The nations of the Association of Southeast Asian Nations (ASEAN) are topographically situated in one of the most catastrophe inclined locales of the world. The countries of the area have a record of disastrous calamities that have caused financial and human losses over the region. More or less, a wide range of natural peril is present, which includes storms (strong tropical tornadoes), floods, earthquakes, tsunamis, volcanic eruptions, avalanches, forest fires, and pandemics that intimidate life and property. It also includes droughts that result in severe lingering impacts.
Intending to diminish ASEAN’s susceptibility to the risk of disasters, the World Bank, United Nations International Strategy for Disaster Reduction (UNISDR), through the Global Facility for Disaster Risk Reduction (GFDRR), and in a joint effort with other international partners have begun to support the implementation of the ASEAN Agreement for Disaster Management Emergency Response (AADMER) to encourage sustainable development in ASEAN region.
AADMER, which came into power in December 2009, set the establishment for provincial participation, coordination, technical support, and resource mobilization in all facets of disaster management and emergency response. The AADMER is a regional legally binding agreement that ties the ASEAN Member States together to promote regional participation and cooperation in diminishing catastrophe loss and strengthening the joint emergency response to calamities in the ASEAN area.
The agreement underpins enduring and planned national initiatives of ASEAN Member States, and with supporting and supplementing national ability and existing work programmes. Since its initiation and through different inventiveness, ASEAN through AADMER has figured out how to augment both provincial and national capacities concerning response to catastrophes in Southeast Asia.
However, the countries have witnessed a continuous evolution of the humanitarian landscape and natural disasters; the ASEAN Committee on Disaster Management to address the present risk and future dangers and to acclimatize to the changing philanthropic landscape has put forward “ASEAN Vision 2025 on Disaster Management.” The vision was embraced by the third ASEAN Ministerial Meeting on Disaster Management (AMMDM) and the fourth Conference of the Parties (COP) to AADMER in December 2015 in Phnom Penh, Cambodia.

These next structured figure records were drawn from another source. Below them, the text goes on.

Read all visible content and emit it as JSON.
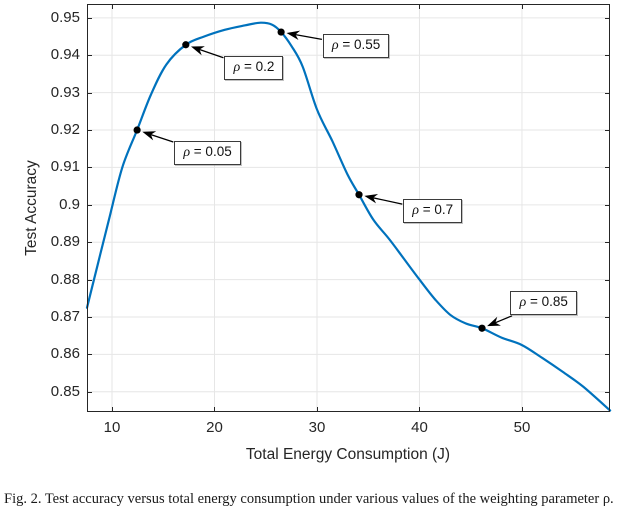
{
  "figure": {
    "caption": "Fig. 2. Test accuracy versus total energy consumption under various values of the weighting parameter ρ."
  },
  "chart_data": {
    "type": "line",
    "title": "",
    "xlabel": "Total Energy Consumption (J)",
    "ylabel": "Test Accuracy",
    "xlim": [
      7.56,
      58.59
    ],
    "ylim": [
      0.8446,
      0.9537
    ],
    "grid": true,
    "legend": null,
    "xticks": [
      {
        "v": 10,
        "label": "10"
      },
      {
        "v": 20,
        "label": "20"
      },
      {
        "v": 30,
        "label": "30"
      },
      {
        "v": 40,
        "label": "40"
      },
      {
        "v": 50,
        "label": "50"
      }
    ],
    "yticks": [
      {
        "v": 0.85,
        "label": "0.85"
      },
      {
        "v": 0.86,
        "label": "0.86"
      },
      {
        "v": 0.87,
        "label": "0.87"
      },
      {
        "v": 0.88,
        "label": "0.88"
      },
      {
        "v": 0.89,
        "label": "0.89"
      },
      {
        "v": 0.9,
        "label": "0.9"
      },
      {
        "v": 0.91,
        "label": "0.91"
      },
      {
        "v": 0.92,
        "label": "0.92"
      },
      {
        "v": 0.93,
        "label": "0.93"
      },
      {
        "v": 0.94,
        "label": "0.94"
      },
      {
        "v": 0.95,
        "label": "0.95"
      }
    ],
    "colors": {
      "line": "#0072BD",
      "marker": "#000000",
      "arrow": "#000000",
      "grid": "#e6e6e6",
      "axis": "#262626",
      "text": "#262626"
    },
    "series": [
      {
        "name": "test-accuracy-vs-energy",
        "x": [
          7.56,
          8.6,
          9.7,
          11.0,
          12.45,
          13.8,
          15.3,
          17.2,
          19,
          21,
          23,
          24.5,
          25.6,
          26.5,
          27.5,
          28.6,
          30,
          31.5,
          33,
          34.1,
          35.5,
          37,
          38.5,
          40,
          41.5,
          43,
          44.5,
          46.1,
          48,
          50,
          52,
          54,
          56,
          58.6
        ],
        "y": [
          0.8725,
          0.884,
          0.896,
          0.91,
          0.92,
          0.9295,
          0.9375,
          0.9428,
          0.945,
          0.9468,
          0.948,
          0.9487,
          0.9482,
          0.9462,
          0.9425,
          0.937,
          0.9255,
          0.917,
          0.908,
          0.9027,
          0.896,
          0.891,
          0.8855,
          0.88,
          0.8748,
          0.8706,
          0.8683,
          0.867,
          0.8645,
          0.8625,
          0.859,
          0.8553,
          0.8513,
          0.845
        ]
      }
    ],
    "annotations": [
      {
        "symbol": "ρ",
        "eq": " = 0.05",
        "text": "ρ = 0.05",
        "point_x": 12.45,
        "point_y": 0.92,
        "label_x": 19.3,
        "label_y": 0.9138
      },
      {
        "symbol": "ρ",
        "eq": " = 0.2",
        "text": "ρ = 0.2",
        "point_x": 17.2,
        "point_y": 0.9428,
        "label_x": 23.85,
        "label_y": 0.9365
      },
      {
        "symbol": "ρ",
        "eq": " = 0.55",
        "text": "ρ = 0.55",
        "point_x": 26.5,
        "point_y": 0.9462,
        "label_x": 33.8,
        "label_y": 0.9426
      },
      {
        "symbol": "ρ",
        "eq": " = 0.7",
        "text": "ρ = 0.7",
        "point_x": 34.1,
        "point_y": 0.9027,
        "label_x": 41.3,
        "label_y": 0.8984
      },
      {
        "symbol": "ρ",
        "eq": " = 0.85",
        "text": "ρ = 0.85",
        "point_x": 46.1,
        "point_y": 0.867,
        "label_x": 52.1,
        "label_y": 0.8738
      }
    ]
  }
}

The strategic policy document delineates the “directions that may be considered by ASEAN in the following ten years and categorize the key areas to move the implementation of AADMER forward to a people-centered, people-oriented, financially sustainable, and networked approach by 2025.” There is a massive amount of tasks that need to be implemented as the region pushes ahead to address rising difficulties. Three inclusive strategic elements have been considered – Institutionalization and Communications, Finance and Resource Mobilization, and Partnerships and Innovations, that may guide the direction of the implementation of AADMER to 2025.
Institutionalization of AADMER is a vital component that recognizes the requirement for a multi-layered and cross-sectoral administration approach driving the incorporation of the ASEAN Socio-Cultural Community, the ASEAN Economic Community, and the ASEAN Political-Security Community on disaster management and emergency response. It further establishes that the strategy goes beyond the regional and worldwide levels and creates disaster management and emergency response potency at the national and sub-national (city, provincial, and community) levels. It will likewise be essential to decide the effect on people in the future. It additionally features the significance of correspondence exchange between all partners included.
Financial and Resource Mobilization linked with the implementation of AADMER, including ASEAN Member States, ASEAN Secretariat, and the AHA Centre, pinpoints that the strategy needs to join an expansion in ASEAN Member States’ commitments with customary and non-conventional aspects of findings and different modalities of support. It ensures that the ASEAN drives the procedure and content. It recognizes the role that small and medium-sized endeavours, micro-insurance, insurance pooling, and capital markets can offer in the quest for a calamity-resilient region able to broaden its skill further adrift by 2025.
Partnerships and Priorities Innovative ways is accountable for the implementation of AADMER can cooperate with nontraditional partners for disaster management and emergency response. This component features the qualities of banding together with entities at regional, national, and local levels in the public, private, and individual’s areas. Specifically, this vital component decides the significance of drawing on the local knowledge and capacity of civil society associations.
Furthermore, it identifies the impending role of the ASEAN Coordinating Center for Humanitarian Assistance on disaster management (the AHA Center) to become a network coordinator of regional centres for superiority in disaster leadership and management. It can encourage knowledge creation, policy analysis, and training for the next generation of practitioners. It finally perceives that the ASEAN think-tank community can provide strategic policy analysis and support the “development of the region as a global thought-leader in disaster management and emergency response.”
Thus these three mutually comprehensive strategic components and the policy document propose to situate ASEAN as a pioneer in changing disaster management landscape in the Southeast Asian area and beyond and fortify its leadership to keep up ASEAN Centrality.